If this isn’t a Lucy-with-the-football moment, I don’t know what is.
Brian Beutler reports that Hill aides told him President Obama’s Treasury Department sided with Scott Brown in the waning moments of the Wall Street reform conference committee, favoring his loophole for the Volcker rule designed to help asset management companies in Massachusetts. In the process they shot a giant hole through the efforts to stop the mega-banks from investing in private equity or hedge funds, allowing them to use up to 3% of Tier One Capital. Even the two main Senators involved in crafting a strong Volcker rule, Carl Levin and Jeff Merkley, consider the “de minimus” exception a “flaw” that is “problematic,” though they highlight other protections and provisions on proprietary trading. The point is, if you asked them whether they favored the Brown loophole, they would have said no. And at the key moment, the Obama Treasury Department stood with Scott Brown and carried the loophole over the line.
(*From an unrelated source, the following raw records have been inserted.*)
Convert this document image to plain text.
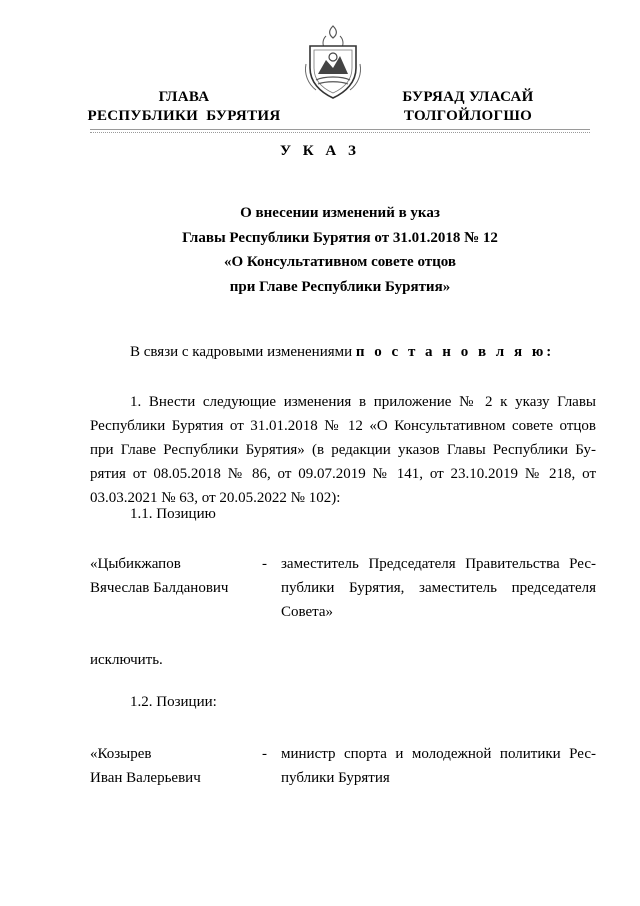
ГЛАВА
РЕСПУБЛИКИ  БУРЯТИЯ
БУРЯАД УЛАСАЙ
ТОЛГОЙЛОГШО
У К А З
О внесении изменений в указ
Главы Республики Бурятия от 31.01.2018 № 12
«О Консультативном совете отцов
при Главе Республики Бурятия»
В связи с кадровыми изменениями п о с т а н о в л я ю:
1. Внести следующие изменения в приложение № 2 к указу Главы
Республики Бурятия от 31.01.2018 № 12 «О Консультативном совете отцов
при Главе Республики Бурятия» (в редакции указов Главы Республики Бу-
рятия от 08.05.2018 № 86, от 09.07.2019 № 141, от 23.10.2019 № 218, от
03.03.2021 № 63, от 20.05.2022 № 102):
1.1. Позицию
«Цыбикжапов
Вячеслав Балданович
- заместитель Председателя Правительства Рес-
публики Бурятия, заместитель председателя
Совета»
исключить.
1.2. Позиции:
«Козырев
Иван Валерьевич
- министр спорта и молодежной политики Рес-
публики Бурятия
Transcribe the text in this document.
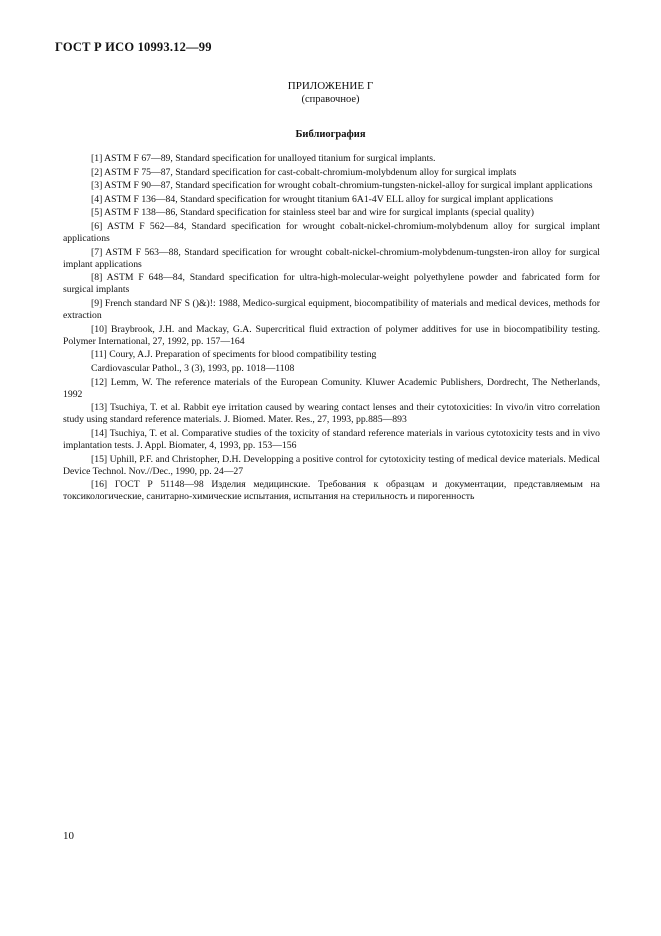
ГОСТ Р ИСО 10993.12—99
ПРИЛОЖЕНИЕ Г
(справочное)
Библиография

[1] ASTM F 67—89, Standard specification for unalloyed titanium for surgical implants.

[2] ASTM F 75—87, Standard specification for cast-cobalt-chromium-molybdenum alloy for surgical implats

[3] ASTM F 90—87, Standard specification for wrought cobalt-chromium-tungsten-nickel-alloy for surgical implant applications

[4] ASTM F 136—84, Standard specification for wrought titanium 6A1-4V ELL alloy for surgical implant applications

[5] ASTM F 138—86, Standard specification for stainless steel bar and wire for surgical implants (special quality)

[6] ASTM F 562—84, Standard specification for wrought cobalt-nickel-chromium-molybdenum alloy for surgical implant applications

[7] ASTM F 563—88, Standard specification for wrought cobalt-nickel-chromium-molybdenum-tungsten-iron alloy for surgical implant applications

[8] ASTM F 648—84, Standard specification for ultra-high-molecular-weight polyethylene powder and fabricated form for surgical implants

[9] French standard NF S ()&)!: 1988, Medico-surgical equipment, biocompatibility of materials and medical devices, methods for extraction

[10] Braybrook, J.H. and Mackay, G.A. Supercritical fluid extraction of polymer additives for use in biocompatibility testing. Polymer International, 27, 1992, pp. 157—164

[11] Coury, A.J. Preparation of speciments for blood compatibility testing

Cardiovascular Pathol., 3 (3), 1993, pp. 1018—1108

[12] Lemm, W. The reference materials of the European Comunity. Kluwer Academic Publishers, Dordrecht, The Netherlands, 1992

[13] Tsuchiya, T. et al. Rabbit eye irritation caused by wearing contact lenses and their cytotoxicities: In vivo/in vitro correlation study using standard reference materials. J. Biomed. Mater. Res., 27, 1993, pp.885—893

[14] Tsuchiya, T. et al. Comparative studies of the toxicity of standard reference materials in various cytotoxicity tests and in vivo implantation tests. J. Appl. Biomater, 4, 1993, pp. 153—156

[15] Uphill, P.F. and Christopher, D.H. Developping a positive control for cytotoxicity testing of medical device materials. Medical Device Technol. Nov.//Dec., 1990, pp. 24—27

[16] ГОСТ Р 51148—98 Изделия медицинские. Требования к образцам и документации, представляемым на токсикологические, санитарно-химические испытания, испытания на стерильность и пирогенность

10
“Treasury’s official position went from opposed to [the loophole] to supportive,” one aide says. “They may have [even] overshot Brown’s desires by a bit.” […]
In siding with Brown, the administration tacitly accepted that Sens. Russ Feingold (D-WI) and Maria Cantwell (D-WA), who opposed the bill from the left, would continue to oppose it after the conference committee. From the outset of the 111th Congress, Senate leaders and the White House frequently tailored legislation to the demands of conservative Democrats and moderate Republicans who, in their view, hold the keys to breaking filibusters. In the weeks since the Senate financial reform bill passed, communication between top Democrats and Feingold and Cantwell had largely stalled, while Brown remained at the center of the action — and his central focus was on retaining his hedge fund loophole.
The giant punchline to all this? Brown could very well vote against the conference report because of its four-year, $19 billion dollar bank levy to cover implementation. So the White House put all their eggs in the Scott Brown basket to ensure passage, and now he’s wavering. Meanwhile, having weakened the bill’s most significant provision, the one they touted since January, Russ Feingold won’t be bailing them out, as he announced his continued opposition to the bill.
“As I have indicated for some time now, my test for the financial regulatory reform bill is whether it will prevent another crisis. The conference committee’s proposal fails that test and for that reason I will not vote to advance it. During debate on the bill, I supported several efforts to break up ‘too big to fail’ Wall Street banks and restore the proven safeguards established after the Great Depression separating Main Street banks from big Wall Street firms, among other issues. Unfortunately, these crucial reforms were rejected. While there are some positive provisions in the final measure, the lack of strong reforms is clear confirmation that Wall Street lobbyists and their allies in Washington continue to wield significant influence on the process.”
Cantwell’s position remains unknown, as does Chuck Grassley’s. They are basically the only two gettable votes left, and given Robert Byrd’s death and Brown’s potential opposition, both would be needed.
Maybe next time, the Obama Administration will stop thinking they can fulfill the every whim of politicians committed to their defeat. They’ll unquestionably try to blame Cantwell and Feingold for not using their leverage. But clearly, the White House wasn’t particularly interested in appeasing them, and they got played by Scott Brown.